Algorithm 1. Genetic algorithm. |
InitializeRandomPopulation: DoFullEvolution: for amountOfEvolutionCycles CalculateAllCriteria for populationSize Validation PlayerExists ExitExists PathBetweenPlayer-ExitExists Symetry EmptySpaceBalance Player-ExitDistance SafeZone FindUnderperformersAndPerformers for populationSize calculateFitness WASPAS-SVNS EvolveUnderperformersWithGeneticAlgorithm DrawGrid(best fitness): |
4. Results
For this research, we developed a framework from scratch using the Unity game engine and visual game object assets from the Unity Asset Store. The results are generated with a custom C# script. Tests were performed with a 2.4 GHz 8-Core Intel Core i9 CPU. Procedural generator with neutrosophic evaluation generates quickly rising scores for the first 100–200 generations under current conditions compared to summation of individual criteria fitness scores, but generator usually requires more time to make symmetrical and visually balanced scene layouts while making sure that game rules apply. The final fitness score usually sets at around 0.75–0.85. It is important to have lots of local maxima for the game scene generation, as results must be unique and differ from each other. There are many possible solutions based on the random initial seed and mutations. Fitness examples with different seeds of random initial data and 500 generations (
Figure 8). Note that close to 1 fitness is not possible, as the criteria conflict with each other. Fitness usually starts to converge after about 500–2000 generations. It takes about 21 s, on average, to calculate one 10 × 10 grid level with 2000 generations. As the initial population (50) is relatively low compared to the total possible scene layouts (7 to power of 100) and mutations are set to 5%, initial seeds usually define how wide the final fitness range is. We choose the lower population to have a wider number of possible solutions. The goal is not to optimize the algorithm for one solution, but to generate a diverse set of level layouts that satisfy the creativity and game design criteria.

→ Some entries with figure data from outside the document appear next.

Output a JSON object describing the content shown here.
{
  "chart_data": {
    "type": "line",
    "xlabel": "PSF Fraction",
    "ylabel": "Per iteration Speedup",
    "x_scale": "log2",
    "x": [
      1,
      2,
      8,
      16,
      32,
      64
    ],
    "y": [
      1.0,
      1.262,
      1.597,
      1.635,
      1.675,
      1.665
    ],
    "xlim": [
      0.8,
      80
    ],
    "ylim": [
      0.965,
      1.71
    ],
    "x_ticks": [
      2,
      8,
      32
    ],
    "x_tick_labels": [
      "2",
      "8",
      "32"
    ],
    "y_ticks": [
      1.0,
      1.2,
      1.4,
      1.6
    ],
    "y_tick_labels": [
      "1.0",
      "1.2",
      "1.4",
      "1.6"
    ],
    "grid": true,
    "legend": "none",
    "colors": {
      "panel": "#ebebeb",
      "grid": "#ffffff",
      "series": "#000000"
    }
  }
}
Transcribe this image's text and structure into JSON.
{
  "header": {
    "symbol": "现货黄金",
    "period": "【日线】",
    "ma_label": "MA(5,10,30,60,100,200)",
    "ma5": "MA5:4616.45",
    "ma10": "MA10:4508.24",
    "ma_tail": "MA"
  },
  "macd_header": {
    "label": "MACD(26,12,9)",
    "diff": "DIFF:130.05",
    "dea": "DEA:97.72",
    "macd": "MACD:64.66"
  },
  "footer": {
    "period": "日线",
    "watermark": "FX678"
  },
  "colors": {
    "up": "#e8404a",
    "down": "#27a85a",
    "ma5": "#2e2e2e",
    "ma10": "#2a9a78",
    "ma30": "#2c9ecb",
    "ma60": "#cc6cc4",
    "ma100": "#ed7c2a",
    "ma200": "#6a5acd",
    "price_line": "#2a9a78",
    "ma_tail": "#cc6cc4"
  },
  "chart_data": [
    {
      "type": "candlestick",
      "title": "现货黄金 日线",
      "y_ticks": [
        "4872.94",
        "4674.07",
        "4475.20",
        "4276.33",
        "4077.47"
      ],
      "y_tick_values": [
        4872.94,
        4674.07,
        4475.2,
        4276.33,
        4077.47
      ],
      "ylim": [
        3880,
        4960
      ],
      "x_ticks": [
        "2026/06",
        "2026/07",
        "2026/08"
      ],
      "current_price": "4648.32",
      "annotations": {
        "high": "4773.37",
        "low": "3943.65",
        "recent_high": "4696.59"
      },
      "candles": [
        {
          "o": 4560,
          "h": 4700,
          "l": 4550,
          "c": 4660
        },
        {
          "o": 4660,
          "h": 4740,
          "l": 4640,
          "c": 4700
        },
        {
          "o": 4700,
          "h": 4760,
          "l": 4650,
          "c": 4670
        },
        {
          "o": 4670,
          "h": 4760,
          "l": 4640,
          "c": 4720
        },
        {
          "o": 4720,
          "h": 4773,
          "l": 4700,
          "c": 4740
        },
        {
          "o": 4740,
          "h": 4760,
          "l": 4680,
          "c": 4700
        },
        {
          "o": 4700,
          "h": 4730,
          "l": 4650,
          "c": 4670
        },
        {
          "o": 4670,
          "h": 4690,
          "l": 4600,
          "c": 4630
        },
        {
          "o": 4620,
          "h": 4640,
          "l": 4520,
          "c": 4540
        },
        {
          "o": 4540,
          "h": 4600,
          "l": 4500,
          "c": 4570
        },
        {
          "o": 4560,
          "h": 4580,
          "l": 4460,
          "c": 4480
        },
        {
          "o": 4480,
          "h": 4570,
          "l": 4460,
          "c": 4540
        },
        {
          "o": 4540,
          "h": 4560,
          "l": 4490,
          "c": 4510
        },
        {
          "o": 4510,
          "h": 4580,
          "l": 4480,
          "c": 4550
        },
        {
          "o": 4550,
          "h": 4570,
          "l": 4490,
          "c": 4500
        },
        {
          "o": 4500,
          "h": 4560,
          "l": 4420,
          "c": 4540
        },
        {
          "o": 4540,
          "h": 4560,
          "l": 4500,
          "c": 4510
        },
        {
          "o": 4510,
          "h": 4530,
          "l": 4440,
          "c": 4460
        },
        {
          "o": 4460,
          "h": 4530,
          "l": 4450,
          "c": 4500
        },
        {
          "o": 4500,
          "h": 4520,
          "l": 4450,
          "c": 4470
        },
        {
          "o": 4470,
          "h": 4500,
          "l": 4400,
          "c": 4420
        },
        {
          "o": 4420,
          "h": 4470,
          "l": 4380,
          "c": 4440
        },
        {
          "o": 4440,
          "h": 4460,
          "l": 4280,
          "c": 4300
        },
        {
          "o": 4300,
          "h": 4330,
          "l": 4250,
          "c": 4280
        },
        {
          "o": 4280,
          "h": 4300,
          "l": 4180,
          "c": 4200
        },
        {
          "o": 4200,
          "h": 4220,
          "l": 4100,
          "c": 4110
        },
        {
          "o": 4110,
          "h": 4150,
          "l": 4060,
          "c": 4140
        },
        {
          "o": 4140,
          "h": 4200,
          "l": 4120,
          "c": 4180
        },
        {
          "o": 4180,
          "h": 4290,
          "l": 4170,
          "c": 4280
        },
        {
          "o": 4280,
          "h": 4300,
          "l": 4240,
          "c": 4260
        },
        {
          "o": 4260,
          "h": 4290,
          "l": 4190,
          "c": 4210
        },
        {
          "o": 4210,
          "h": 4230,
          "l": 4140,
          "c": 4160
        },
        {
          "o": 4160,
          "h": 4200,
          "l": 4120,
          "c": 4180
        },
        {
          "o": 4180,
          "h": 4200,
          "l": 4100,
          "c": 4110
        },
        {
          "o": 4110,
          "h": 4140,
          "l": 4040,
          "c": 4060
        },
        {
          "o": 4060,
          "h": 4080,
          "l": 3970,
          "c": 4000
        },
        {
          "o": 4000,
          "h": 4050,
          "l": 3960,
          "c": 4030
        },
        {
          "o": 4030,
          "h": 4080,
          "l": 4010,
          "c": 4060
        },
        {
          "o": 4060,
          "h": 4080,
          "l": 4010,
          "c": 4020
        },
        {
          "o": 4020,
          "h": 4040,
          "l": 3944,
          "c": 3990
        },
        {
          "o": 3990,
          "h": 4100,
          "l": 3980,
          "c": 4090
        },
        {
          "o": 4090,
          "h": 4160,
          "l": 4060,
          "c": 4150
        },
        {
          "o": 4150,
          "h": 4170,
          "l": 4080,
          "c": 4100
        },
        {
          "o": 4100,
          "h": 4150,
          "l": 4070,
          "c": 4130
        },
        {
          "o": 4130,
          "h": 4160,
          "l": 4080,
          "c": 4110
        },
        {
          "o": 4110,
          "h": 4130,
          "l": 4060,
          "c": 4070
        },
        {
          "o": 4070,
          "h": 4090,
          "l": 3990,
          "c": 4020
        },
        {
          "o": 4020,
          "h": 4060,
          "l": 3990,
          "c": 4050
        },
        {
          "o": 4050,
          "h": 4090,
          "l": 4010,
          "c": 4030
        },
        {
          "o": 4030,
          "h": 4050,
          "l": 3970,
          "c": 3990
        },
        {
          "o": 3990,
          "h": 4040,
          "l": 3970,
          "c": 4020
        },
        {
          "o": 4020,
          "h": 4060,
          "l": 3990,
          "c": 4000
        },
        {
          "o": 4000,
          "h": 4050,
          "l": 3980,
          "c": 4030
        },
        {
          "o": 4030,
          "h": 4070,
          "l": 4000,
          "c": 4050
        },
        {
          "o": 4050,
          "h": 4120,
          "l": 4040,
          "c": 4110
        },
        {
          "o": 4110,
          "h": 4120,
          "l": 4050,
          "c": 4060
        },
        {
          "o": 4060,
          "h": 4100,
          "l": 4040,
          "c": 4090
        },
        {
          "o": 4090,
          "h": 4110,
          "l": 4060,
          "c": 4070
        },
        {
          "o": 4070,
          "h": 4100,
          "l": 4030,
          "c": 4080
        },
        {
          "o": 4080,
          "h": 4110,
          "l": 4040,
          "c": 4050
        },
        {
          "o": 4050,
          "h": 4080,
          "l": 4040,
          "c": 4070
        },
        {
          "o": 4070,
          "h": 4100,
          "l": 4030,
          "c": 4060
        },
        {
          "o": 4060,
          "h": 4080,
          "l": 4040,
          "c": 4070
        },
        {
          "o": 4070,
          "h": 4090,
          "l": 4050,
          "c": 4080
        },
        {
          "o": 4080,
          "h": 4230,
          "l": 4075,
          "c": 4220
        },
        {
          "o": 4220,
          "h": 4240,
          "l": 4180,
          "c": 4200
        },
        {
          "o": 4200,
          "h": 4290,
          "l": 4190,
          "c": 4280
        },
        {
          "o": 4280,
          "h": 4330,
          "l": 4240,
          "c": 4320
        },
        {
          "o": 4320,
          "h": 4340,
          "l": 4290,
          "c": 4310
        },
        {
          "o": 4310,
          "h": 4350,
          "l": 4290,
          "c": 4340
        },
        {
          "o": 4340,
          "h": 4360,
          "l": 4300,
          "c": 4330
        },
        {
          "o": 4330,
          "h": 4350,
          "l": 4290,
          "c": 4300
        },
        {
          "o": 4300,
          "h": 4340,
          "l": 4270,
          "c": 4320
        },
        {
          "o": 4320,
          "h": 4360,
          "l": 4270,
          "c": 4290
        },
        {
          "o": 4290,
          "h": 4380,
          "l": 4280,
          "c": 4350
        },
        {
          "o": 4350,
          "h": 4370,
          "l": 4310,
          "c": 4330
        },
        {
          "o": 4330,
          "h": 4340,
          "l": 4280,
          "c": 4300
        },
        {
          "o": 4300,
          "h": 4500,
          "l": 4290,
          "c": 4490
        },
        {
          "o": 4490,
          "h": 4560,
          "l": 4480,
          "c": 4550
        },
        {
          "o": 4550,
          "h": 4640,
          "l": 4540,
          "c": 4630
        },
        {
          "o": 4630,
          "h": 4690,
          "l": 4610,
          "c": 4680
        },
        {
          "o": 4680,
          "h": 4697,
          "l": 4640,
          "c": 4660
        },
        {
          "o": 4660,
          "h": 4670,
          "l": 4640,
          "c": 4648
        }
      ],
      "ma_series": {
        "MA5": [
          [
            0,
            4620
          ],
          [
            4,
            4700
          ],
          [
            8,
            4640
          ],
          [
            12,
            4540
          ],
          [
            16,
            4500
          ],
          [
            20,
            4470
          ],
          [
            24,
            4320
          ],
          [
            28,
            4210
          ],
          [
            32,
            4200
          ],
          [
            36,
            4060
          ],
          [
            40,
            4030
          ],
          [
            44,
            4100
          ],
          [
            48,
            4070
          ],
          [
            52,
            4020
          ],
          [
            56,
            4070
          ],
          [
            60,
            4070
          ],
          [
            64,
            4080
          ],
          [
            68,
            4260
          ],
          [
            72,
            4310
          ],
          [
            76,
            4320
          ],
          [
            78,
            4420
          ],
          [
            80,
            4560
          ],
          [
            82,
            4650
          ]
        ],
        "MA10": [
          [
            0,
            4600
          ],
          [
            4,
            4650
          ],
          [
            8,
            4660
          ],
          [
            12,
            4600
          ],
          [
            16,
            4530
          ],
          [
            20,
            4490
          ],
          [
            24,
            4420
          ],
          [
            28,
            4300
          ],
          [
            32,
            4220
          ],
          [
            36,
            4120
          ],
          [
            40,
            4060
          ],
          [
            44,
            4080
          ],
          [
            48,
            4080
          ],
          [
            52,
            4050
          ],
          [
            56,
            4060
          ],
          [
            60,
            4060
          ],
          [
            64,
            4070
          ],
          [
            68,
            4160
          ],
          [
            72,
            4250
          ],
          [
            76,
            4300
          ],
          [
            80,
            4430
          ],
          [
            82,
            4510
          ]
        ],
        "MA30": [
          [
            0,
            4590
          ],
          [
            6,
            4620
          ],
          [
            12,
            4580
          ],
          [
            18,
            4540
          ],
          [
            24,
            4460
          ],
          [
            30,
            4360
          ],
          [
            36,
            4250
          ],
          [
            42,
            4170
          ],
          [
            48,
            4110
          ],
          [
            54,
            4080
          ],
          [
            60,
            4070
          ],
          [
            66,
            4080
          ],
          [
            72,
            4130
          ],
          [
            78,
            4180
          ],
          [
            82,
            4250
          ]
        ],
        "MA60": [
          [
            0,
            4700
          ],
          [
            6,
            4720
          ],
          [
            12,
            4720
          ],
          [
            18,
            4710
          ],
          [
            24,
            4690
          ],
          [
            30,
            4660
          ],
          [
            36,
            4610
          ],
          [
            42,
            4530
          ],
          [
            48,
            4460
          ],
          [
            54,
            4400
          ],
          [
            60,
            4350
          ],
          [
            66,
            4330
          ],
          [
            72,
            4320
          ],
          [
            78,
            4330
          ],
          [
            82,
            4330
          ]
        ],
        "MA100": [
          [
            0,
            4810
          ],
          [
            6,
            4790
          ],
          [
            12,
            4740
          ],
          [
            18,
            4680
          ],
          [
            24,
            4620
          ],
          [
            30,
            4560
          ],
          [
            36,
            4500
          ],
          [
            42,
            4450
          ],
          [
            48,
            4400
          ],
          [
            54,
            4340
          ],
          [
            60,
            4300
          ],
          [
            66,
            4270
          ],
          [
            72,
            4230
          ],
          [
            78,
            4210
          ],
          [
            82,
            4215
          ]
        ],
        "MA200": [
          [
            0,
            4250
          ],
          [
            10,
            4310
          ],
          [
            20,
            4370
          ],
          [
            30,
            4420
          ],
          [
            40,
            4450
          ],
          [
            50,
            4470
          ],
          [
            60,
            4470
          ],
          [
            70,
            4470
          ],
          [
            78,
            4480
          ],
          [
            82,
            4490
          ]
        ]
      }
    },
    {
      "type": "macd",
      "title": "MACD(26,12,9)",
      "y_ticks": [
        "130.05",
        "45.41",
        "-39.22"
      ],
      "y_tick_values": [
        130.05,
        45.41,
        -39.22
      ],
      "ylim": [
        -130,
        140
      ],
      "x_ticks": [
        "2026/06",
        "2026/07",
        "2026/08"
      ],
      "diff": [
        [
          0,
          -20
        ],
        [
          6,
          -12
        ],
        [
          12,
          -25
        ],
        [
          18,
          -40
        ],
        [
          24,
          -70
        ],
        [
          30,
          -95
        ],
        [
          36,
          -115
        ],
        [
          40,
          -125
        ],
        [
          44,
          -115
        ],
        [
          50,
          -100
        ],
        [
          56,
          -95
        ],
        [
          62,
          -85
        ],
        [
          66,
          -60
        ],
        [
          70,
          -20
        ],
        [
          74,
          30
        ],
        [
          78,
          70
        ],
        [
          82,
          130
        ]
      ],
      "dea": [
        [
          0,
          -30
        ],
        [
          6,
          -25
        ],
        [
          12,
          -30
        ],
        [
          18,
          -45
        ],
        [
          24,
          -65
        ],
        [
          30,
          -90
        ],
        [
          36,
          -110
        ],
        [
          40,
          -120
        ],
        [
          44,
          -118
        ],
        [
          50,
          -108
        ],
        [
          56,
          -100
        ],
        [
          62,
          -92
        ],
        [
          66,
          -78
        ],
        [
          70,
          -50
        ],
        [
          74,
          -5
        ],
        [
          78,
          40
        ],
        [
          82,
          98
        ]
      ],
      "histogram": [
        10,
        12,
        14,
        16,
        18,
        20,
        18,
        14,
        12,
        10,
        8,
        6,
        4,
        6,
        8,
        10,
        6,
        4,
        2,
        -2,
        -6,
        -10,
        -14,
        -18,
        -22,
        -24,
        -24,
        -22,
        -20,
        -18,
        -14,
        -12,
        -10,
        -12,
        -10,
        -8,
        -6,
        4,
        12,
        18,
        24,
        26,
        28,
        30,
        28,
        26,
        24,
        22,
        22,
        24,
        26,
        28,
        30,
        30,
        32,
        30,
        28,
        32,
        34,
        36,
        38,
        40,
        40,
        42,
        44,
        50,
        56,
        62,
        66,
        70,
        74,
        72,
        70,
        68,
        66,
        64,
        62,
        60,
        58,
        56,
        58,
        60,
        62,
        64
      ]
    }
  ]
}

We can also observe visual results, which generate aesthetically appealing game scenes. It has many elements of symmetry and space balance. Some examples are: room-like shape without a specific code that defines what a room is (
Figure 9), as symmetry is conflicting with other criteria and is not strictly defined, we can also observe semi-symmetric shapes (
Figure 10), a smaller room inside the scene with lots of coins/rewards (
Figure 11), game scene without lots of walls (
Figure 12). We can see that the generator can create many different aesthetic shapes.
An example of intermediate evolution results can be observed (
Figure 13). The grid is printed every 100 generations. We can observe a chaotic layout and quick progression early on and fine-tuning in the later generations.
On closer inspection, the realization of the aesthetic criterion can be seen in the visual examples (
Figure 14) (symmetry and balance of the empty space balance). At the same time, game design requirements, such as pathfinding, are realized.
Each result is a different local maximum from many possible final results. It is a very small chance to generate an identical game level given the nature of the algorithm randomness and the number of possible solutions. It would also be possible to draw a crude initial room and then let the algorithm fine-tune it to satisfy aesthetic and playability criteria. The optimal solution for this task is total satisfaction with the proposed criterion under a given random initial seed. Compared to other similar research in the field, the proposed framework generates more visually noticeable aesthetic traits on small object resolutions while maintaining an above-average object pool. This approach to procedural generation has the potential to make creative work faster and easier.